If you recall in the beginning, I mentioned the size of the western hemisphere. With very few deliberate exceptions, we’ve focused exclusively on +/-6 hours timezone difference from Pacific Time which gives us access to over 1 billion people. A timezone differential larger than 6 hours is a bit more challenging, and it is not something I recommend lightly.
Leverage the Right Technology
Ten years ago, it would have been impractical to employ a distributed team, given the technical limitations. Today, video-conferencing, screen-sharing, and mass adoption of asynchronous communication — like Slack and others — help us achieve this flexible work environment. Each company will end up adopting what works best for them, and every process takes a bit of experimentation. We’ve tested about half a dozen solutions and finally chose a set of technologies we found to work best.
Video Conferencing: Our San Francisco office has 18 conference rooms, each one of them outfitted with a ChromeBox, and a large, wall-mounted TV. ChromeBox integrates directly with Google Calendar and makes joining meetings a breeze. Each calendar invite automatically contains a video conferencing link. In the past, we’ve tried other systems, namely Skype and HighFive, both which needed additional software to synchronize with event calendar invites.
Asynchronous chat: Slack is our tool of choice, but there are a few alternatives, such as Skype and IRC. Even Facebook is trying to take a crack at it with its “Workplace” tool.

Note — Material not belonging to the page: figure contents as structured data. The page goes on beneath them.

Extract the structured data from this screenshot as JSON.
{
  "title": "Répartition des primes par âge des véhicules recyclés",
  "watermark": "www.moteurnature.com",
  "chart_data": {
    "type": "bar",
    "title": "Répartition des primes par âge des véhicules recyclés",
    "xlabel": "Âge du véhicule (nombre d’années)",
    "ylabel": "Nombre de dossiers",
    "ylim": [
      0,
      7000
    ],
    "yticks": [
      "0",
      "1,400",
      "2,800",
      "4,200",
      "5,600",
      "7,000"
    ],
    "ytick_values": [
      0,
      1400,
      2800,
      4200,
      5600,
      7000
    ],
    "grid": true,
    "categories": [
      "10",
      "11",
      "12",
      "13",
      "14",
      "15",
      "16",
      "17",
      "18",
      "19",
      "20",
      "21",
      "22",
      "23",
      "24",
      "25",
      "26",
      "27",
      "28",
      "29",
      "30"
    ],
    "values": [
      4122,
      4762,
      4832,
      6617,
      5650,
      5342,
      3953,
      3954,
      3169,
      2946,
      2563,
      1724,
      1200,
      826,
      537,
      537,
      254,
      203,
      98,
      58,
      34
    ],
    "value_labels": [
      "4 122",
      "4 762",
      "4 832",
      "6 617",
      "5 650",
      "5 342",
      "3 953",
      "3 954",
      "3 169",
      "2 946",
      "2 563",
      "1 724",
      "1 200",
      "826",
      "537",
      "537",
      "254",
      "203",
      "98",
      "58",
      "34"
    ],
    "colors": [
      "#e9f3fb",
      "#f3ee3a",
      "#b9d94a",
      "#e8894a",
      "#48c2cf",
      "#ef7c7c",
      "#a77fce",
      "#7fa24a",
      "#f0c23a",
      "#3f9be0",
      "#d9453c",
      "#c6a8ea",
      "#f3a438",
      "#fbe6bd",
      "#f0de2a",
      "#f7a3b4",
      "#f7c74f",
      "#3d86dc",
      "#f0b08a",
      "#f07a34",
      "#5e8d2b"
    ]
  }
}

We’ve chosen Slack because it provides the integrations we needed to consolidate work into one platform. These integrations include alerting from our DevOps stack, calendar reminders, and automated auto-responders.
Screen-sharing: When in doubt, screen-share. Many tools nowadays allow for remote control and annotation directly on the screen, enhancing the “being present” feeling. Whether we’re helping a colleague with a configuration issue, pairing on a complex piece of code, or just rehearsing a presentation, the ability to quickly share the screen makes the whole process much more pleasant.

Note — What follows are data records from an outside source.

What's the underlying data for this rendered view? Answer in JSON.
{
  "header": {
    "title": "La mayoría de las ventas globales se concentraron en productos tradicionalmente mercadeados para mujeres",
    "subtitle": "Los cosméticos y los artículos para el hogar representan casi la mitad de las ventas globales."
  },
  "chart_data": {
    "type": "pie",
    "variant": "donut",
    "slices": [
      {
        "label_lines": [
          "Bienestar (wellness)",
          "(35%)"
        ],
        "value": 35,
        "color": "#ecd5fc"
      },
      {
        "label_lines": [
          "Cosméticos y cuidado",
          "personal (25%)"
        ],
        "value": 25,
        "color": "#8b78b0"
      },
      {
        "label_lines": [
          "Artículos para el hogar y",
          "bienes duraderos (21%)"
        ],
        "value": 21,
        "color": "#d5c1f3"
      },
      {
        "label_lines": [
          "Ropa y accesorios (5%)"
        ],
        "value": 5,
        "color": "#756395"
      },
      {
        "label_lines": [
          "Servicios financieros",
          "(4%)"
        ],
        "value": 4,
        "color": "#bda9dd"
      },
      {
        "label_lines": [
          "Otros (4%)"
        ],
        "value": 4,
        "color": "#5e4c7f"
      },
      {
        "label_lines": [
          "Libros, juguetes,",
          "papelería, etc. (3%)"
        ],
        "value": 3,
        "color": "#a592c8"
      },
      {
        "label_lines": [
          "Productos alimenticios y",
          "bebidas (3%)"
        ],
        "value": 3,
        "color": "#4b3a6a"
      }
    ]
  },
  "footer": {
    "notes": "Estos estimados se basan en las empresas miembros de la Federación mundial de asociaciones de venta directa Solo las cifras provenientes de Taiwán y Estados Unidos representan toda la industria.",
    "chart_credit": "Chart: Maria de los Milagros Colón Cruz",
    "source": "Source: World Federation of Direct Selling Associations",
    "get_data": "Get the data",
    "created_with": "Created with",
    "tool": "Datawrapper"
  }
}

Voice Calls: Know when to pick up the phone. Asynchronous text chats are efficient, but not always the most effective way to converse. Realize early and often when a particular text chat would be more effective over voice. Text conversations make it nearly impossible to convey tonality, emojis but are not substitutes for a call. When in doubt, pick up the phone and make the call.
Financial Advantage
There are many articles out there discussing the economics and the potential savings when hiring people outside of expensive metropolitan areas. I don’t want to focus too much on the topic of “getting a bargain.” A distributed team is less about saving a penny and more about hiring top talent regardless of location. Instead, I’d like to highlight that by looking outside the box you’ll likely be able to hire someone who will deliver twice the value for 80–100% of the cost.
Why Bother?
There is certainly a learning curve for establishing a well-rounded distributed culture, but the outcome is well worth the effort. For an environment to be successful, ensure the people you hire will perform well when left unsupervised; this means doing the right thing even when nobody is looking. Distributed employees must be clear communicators and share a high sense of pride in the quality of their work. They must be able to self-manage and be receptive to cultures other than their own.
We continuously collect feedback during 1:1s to improve our practices. And have found that the choices described above have been immensely helpful at increasing employee happiness, productivity, and retention. Take some time to fine-tune your company’s onboarding and mentorship methodology, and, most importantly, facilitate an environment that enables asynchronous communication to foster a diverse, distributed environment you want to create.